A Father and a Child


I recently awoke at 2:00 A.M. to the sound of my sixteen-month-old daughter screaming her lungs out from her crib in the bedroom next door. She has been sleeping through the night for many months now, so I thought something had to be terribly wrong for her to be crying like this. I rushed in to swoop her up from the crib, and the crying instantly stopped. It must have been a bad dream. I decided to rock her for a bit since I couldn’t bear to lay her back down without some comforting. As I drifted in and out of sleep with my tiny toddler on the rocking chair, I had some interesting thoughts.

As any parent knows, there is nothing in this world more concerning than the sound of a crying child. I did not hesitate for a single second to jump from bed and run to my daughter in need. What can this be but a tiny symbol of the same love that God has for His children? I could not have been more willing to completely abandon my own much-needed sleep in order to see that my daughter got hers. My heart could not possibly have been more satisfied by any means other than satisfying my daughter’s heart. I was entirely happy that I had the opportunity to, in some small way, prove my love for my precious daughter. This is true love. And yet, as strong as this love is, it is nothing more than a tiny fraction of the love which God possesses for His children.

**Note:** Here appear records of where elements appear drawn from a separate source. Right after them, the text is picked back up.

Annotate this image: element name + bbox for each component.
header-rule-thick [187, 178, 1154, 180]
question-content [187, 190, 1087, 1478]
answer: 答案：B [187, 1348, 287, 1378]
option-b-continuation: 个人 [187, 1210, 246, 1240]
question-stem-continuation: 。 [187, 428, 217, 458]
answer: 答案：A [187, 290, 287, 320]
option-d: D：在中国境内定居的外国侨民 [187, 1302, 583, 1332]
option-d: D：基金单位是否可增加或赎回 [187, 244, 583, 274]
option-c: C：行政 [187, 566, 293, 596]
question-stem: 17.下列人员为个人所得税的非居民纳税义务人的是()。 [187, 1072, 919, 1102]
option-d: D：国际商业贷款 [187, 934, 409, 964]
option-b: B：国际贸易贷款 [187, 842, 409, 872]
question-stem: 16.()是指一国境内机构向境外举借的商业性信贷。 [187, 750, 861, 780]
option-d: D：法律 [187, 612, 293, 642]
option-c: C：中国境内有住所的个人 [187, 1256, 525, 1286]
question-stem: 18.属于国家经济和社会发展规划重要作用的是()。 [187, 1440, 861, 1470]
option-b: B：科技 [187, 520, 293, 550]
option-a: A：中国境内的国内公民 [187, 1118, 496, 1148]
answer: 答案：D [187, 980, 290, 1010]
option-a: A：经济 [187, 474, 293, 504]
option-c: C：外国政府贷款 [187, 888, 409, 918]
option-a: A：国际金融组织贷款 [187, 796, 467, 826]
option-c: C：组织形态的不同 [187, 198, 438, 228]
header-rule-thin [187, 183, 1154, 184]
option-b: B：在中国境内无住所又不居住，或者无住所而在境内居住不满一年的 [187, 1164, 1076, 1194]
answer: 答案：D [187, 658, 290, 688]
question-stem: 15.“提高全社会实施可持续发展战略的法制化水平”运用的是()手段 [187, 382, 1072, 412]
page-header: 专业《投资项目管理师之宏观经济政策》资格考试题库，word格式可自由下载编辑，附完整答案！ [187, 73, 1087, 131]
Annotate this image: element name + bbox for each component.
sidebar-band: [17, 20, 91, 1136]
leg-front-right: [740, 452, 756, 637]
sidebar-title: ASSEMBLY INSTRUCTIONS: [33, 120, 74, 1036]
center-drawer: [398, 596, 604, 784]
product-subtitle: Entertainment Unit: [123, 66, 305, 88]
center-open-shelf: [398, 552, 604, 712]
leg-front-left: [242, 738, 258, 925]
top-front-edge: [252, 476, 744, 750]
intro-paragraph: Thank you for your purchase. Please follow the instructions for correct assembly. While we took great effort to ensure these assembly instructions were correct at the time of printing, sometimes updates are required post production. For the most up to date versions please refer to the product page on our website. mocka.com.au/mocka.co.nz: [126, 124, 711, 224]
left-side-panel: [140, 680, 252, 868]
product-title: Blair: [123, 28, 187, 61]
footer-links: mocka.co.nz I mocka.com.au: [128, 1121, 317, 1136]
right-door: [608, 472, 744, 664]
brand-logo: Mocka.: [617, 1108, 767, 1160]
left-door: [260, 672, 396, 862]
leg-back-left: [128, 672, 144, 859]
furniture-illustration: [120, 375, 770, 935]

Could this be part of God’s master plan in establishing the family–to give parents a tiny insight into the heart of our Creator? We are told that we must be like our Heavenly Father, and what greater way is there to understand His most sacred heart than by sharing in the same functions He has as a parent? As I sacrificed my sleep for my daughter, I began to have a new found appreciation for the sacrifices which our Lord made for us. How happy it must have made Him to suffer for us His children! How willingly He must have embraced His cross! How far we must progress before we even come close to that kind of perfect love. How much we must offend Him when we ignore and mock that love. But how terribly His heart must ache to forgive and welcome us back into His grace!

Another angle which came to mind in the rocking chair was from my daughter’s point of view. We have all heard many times that we must become like children in order to enter into the kingdom of God. Our Lord personally welcomed children while here on Earth, and He went out of His way to praise and commend them again and again. Why are children so special, and why on Earth must we be like them? I have always struggled to understand this point as I have spent my whole life living around children. Behind the cuteness in children there is always a serious dosage of evil which parents must work extremely hard to control. Indeed is seems that children are oftentimes instinctively evil, as they are more likely to lie than tell the truth; disobey than obey; and be selfish rather than generous. Parents must take the length of the entire childhood to teach their children how to conquer these evil impulses, so how does it make sense that we need to be more like these unrefined children?

I think it has finally dawned on me that the answer to my question has a lot to do with love. We all have a significant amount of evil within us, and we will all have evil tendencies in us as long as we live in this world. Adults are not better than children simply because they have learned to control some of our evil tendencies. For every evil that we conquer, ten more arise within us. We may eventually learn that we have to tell the truth and obey our parents, but by that time we have undoubtedly picked up countless other bad habits. Children are not better than adults because they commit fewer sins. Rather, children are more pure in the eyes of God because they know how to love.

The instant I picked up my daughter from her crib she stopped crying. All it took was simply my touch to completely bring her back from an utter meltdown. She laid her head on chest and was entirely satisfied and comforted. She was smiling and peacefully back asleep within seconds. That is love. My tiny daughter’s tiny world revolves entirely around her parents. My wife and I are her everything. This is how a child loves a parent, and this is how we must love our Father in Heaven. How humbling it is to witness the perfect love which my daughter has. How much we all have to learn from her tiny little self. We are God’s children, and we must learn to love Him in the same way that a child loves a parent. Our love must be unconditional and absolute. Our lives have to revolve around the life of our Father in Heaven. We must live for Him and for Him alone. We must run to Him as a child runs to their parent whenever we are in need of the smallest helps. We must learn to rely solely upon Him and be comforted by none other than Him. And when His consolations do come our way, we must learn to react as a crying child reacts to the comforting touch of her most beloved parent.

It is quite ironic that I have spent so many years of my life earnestly seeking understanding in these matters, and yet it takes a middle-of-the-night trip on the rocking chair in my daughter’s bedroom to discover the truth as I dose in and out of consciousness. It is rather humbling indeed to realize that my puny intellect is capable of nothing on its own. Our gift of understanding is just that, a gift, and it is only dispensed as God sees fit. We each have to learn to possess the humility to see ourselves as simple children of this infinitely good God. We must learn to model our love for God after the love of our children for their parents. Those who are parents have the wonderful blessing of being able to have a small insight into the heart of our Heavenly Father and should thus have an intensified appreciation for the love which God bestows upon His children. Regardless of whatever our state in life may be, let us all run to our Father with our outstretched arms begging Him to pick us up and hold us forever close to that most sacred of all hearts.


4 thoughts on “A Father and a Child

  1. A nice reflection on the Father’s love for His children–and what our response should be. Well done.